February 11, 2003

Mercedes-Benz to bring back diesel car to North America

Montvale, New Jersey – Mercedes-Benz has announced that it will again offer a diesel-powered car in the U.S. market – no plans were announced for the Canadian market.

Starting in 2004, the company will market an E320 CDI, a more fuel-efficent diesel version of its E-Class sedan. The new diesel engine is quiet and impressively fuel-efficient, while achieving lower exhaust emissions than previous diesels.

The turbocharged six-cylinder powerplant will feature electronic fuel injection — considered technically impossible on a diesel until only a few years ago. CDI stands for “common-rail” diesel injection — a term denoting the fuel line loop supplying constant fuel pressure to each of the six solenoid injector valves.

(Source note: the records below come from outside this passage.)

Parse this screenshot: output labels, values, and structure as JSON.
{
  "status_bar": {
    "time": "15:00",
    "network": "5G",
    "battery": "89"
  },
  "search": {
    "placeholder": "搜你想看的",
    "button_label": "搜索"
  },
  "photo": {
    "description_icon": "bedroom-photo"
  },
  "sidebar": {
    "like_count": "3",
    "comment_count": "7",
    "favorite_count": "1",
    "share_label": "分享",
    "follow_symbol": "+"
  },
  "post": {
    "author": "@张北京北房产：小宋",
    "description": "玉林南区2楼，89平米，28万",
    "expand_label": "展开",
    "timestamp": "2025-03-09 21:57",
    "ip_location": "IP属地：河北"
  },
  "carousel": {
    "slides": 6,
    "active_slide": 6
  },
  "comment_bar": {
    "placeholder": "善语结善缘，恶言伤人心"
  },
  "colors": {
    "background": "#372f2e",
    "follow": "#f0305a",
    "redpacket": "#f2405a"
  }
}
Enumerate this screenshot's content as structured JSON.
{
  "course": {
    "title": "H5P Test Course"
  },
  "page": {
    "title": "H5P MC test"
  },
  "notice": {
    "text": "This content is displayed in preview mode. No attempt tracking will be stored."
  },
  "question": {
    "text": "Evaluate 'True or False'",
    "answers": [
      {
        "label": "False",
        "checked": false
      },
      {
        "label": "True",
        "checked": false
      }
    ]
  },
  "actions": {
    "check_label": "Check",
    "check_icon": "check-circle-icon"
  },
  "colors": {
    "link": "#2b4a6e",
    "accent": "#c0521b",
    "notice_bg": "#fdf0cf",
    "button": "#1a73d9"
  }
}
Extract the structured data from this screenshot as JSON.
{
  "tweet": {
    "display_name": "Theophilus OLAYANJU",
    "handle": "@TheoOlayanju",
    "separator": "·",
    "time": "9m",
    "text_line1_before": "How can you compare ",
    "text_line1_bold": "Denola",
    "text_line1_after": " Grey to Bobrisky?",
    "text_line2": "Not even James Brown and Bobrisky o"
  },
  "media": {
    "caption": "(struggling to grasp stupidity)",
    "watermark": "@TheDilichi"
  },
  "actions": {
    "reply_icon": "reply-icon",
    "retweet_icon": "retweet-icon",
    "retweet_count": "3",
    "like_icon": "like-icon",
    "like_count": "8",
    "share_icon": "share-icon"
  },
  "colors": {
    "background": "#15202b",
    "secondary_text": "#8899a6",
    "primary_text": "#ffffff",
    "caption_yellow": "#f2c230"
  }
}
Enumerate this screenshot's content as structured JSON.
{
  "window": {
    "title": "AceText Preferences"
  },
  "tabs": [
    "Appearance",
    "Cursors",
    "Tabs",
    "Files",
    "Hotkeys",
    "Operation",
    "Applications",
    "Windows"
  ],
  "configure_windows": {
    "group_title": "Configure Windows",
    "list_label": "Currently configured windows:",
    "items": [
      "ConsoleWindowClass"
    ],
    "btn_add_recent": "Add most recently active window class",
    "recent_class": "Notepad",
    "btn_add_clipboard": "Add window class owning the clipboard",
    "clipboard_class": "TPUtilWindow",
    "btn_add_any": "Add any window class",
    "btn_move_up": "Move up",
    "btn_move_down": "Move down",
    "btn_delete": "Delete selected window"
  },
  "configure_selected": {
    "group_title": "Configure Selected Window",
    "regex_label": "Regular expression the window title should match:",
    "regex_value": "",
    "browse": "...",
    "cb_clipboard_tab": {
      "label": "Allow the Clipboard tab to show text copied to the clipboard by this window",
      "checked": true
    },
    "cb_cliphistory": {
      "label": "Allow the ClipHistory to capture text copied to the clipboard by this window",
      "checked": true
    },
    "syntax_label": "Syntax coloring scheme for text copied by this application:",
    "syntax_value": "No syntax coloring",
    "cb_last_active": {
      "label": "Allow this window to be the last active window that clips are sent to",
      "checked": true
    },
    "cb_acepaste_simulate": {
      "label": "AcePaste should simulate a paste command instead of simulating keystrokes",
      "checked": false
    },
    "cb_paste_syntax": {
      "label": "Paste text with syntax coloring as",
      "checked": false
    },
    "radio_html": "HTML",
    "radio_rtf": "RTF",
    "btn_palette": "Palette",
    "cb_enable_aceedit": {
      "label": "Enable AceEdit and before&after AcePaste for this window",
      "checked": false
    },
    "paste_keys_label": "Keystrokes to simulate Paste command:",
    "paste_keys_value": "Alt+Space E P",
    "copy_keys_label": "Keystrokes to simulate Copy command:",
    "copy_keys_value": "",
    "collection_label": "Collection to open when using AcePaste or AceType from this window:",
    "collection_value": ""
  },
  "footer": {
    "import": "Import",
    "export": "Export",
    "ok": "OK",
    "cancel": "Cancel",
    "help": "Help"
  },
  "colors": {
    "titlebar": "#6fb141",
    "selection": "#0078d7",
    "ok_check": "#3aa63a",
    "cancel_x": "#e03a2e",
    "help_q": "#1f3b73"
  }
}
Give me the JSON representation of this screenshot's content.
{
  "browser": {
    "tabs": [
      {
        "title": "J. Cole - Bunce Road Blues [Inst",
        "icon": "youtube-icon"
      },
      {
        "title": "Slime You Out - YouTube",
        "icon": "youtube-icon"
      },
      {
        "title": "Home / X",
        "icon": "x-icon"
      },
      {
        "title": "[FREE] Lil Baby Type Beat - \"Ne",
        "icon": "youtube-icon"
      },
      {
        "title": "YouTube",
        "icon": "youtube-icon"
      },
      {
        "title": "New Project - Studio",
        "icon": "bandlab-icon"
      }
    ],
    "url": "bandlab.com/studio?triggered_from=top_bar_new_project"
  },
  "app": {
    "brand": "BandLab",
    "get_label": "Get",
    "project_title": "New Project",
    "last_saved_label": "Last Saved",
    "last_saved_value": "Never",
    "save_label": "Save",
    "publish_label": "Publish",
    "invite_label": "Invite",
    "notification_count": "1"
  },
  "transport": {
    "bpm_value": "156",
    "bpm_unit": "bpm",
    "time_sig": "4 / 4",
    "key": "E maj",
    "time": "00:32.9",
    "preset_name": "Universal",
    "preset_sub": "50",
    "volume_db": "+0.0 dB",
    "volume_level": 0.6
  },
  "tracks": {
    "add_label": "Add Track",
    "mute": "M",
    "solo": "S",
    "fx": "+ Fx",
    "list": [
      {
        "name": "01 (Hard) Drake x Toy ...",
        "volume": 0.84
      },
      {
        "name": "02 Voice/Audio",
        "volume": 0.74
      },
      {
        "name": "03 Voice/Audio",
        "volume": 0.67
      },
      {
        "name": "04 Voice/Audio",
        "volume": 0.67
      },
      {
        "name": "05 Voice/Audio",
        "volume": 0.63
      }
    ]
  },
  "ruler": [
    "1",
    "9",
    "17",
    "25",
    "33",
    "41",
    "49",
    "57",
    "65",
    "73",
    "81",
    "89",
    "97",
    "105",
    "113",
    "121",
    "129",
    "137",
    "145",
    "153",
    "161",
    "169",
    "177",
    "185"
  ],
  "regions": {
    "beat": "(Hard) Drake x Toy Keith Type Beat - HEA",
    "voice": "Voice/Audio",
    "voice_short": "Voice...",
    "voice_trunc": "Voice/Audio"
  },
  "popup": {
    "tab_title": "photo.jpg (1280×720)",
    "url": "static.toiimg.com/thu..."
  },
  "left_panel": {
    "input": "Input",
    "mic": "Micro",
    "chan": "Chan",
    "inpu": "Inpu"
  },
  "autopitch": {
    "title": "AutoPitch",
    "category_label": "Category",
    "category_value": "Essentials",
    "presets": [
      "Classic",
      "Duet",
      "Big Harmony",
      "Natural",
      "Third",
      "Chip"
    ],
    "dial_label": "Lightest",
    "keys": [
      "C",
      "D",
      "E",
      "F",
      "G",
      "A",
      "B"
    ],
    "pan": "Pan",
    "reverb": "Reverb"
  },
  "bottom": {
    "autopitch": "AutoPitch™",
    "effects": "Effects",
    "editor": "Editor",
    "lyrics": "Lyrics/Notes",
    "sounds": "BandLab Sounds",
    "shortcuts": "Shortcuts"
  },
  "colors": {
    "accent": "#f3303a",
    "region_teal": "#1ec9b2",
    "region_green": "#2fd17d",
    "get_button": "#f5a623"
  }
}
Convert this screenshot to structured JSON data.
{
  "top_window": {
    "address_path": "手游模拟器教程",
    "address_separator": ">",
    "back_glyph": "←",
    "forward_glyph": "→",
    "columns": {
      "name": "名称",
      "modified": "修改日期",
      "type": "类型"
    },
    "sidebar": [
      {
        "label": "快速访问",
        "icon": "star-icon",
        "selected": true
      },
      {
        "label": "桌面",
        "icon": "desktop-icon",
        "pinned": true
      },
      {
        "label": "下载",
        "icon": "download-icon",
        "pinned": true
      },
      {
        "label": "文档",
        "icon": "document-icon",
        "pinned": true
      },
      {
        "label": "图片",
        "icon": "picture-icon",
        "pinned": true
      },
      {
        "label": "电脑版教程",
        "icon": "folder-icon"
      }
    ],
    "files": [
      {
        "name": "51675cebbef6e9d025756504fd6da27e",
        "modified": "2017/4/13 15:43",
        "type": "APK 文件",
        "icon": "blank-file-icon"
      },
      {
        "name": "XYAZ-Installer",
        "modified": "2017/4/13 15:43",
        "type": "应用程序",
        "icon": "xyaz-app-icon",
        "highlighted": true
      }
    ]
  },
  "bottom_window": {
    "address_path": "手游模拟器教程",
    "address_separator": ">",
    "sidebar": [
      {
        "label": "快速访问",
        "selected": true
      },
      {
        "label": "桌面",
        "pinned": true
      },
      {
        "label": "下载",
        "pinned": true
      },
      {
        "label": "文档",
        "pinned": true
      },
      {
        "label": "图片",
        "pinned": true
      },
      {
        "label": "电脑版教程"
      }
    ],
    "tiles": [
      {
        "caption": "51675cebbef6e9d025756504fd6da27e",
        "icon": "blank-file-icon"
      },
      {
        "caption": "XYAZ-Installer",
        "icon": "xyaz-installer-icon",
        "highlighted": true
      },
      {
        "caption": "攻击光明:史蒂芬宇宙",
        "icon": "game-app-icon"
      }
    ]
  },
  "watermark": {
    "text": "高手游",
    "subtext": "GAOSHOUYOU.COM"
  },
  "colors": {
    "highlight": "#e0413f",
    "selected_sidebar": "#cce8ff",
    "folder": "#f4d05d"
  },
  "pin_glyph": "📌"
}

The leap to electronic fuel injection means that the E320 CDI engine can be even cleaner, quieter and more powerful than conventional mechanically-injected diesel powerplants. Diesel engines inherently produce 30 percent lower carbon dioxide emissions and significantly lower carbon monoxide than gasoline engines, but historically, diesels have produced more oxides of nitrogen and soot or particulates. However, with precise electronic control of fuel delivery, hand in hand with an oxidation catalyst, the E320 CDI can pass current 45-state emissions standards. When low-sulphur diesel fuel becomes available in the U.S. around 2007, Mercedes-Benz engineers are optimistic that the CDI diesel can meet emissions standards in all 50 states.

Mercedes-Benz debuted the world’s first diesel passenger car — the 260D — in 1936, and on a global basis, diesel engines power about 40 percent of Mercedes cars around the world. In the early 1980s, over 75 percent of the Mercedes-Benz cars sold in the U.S. market were diesel-powered, but as consumer tastes evolved, diesel cars became a smaller and smaller part of the company’s product mix.

Mercedes-Benz last offered a diesel car — the E300 Turbodiesel — in 1999. The company planned a one-year hiatus for the diesel until its new CDI engine was ready, but in the meantime, emissions standards were proposed which further delayed the new U.S. diesel.

Diesel engines consistently provide over 30 percent better fuel efficiency than comparable gasoline engines, which means that a full-size luxury sedan such as the Mercedes-Benz E-Class can get well over 30 miles per (U.S.)gallon on the highway and cruise nearly 700 miles before refueling. Relying purely on the heat of highly compressed intake air to ignite the fuel, diesel engines operate without spark plugs or other ignition parts.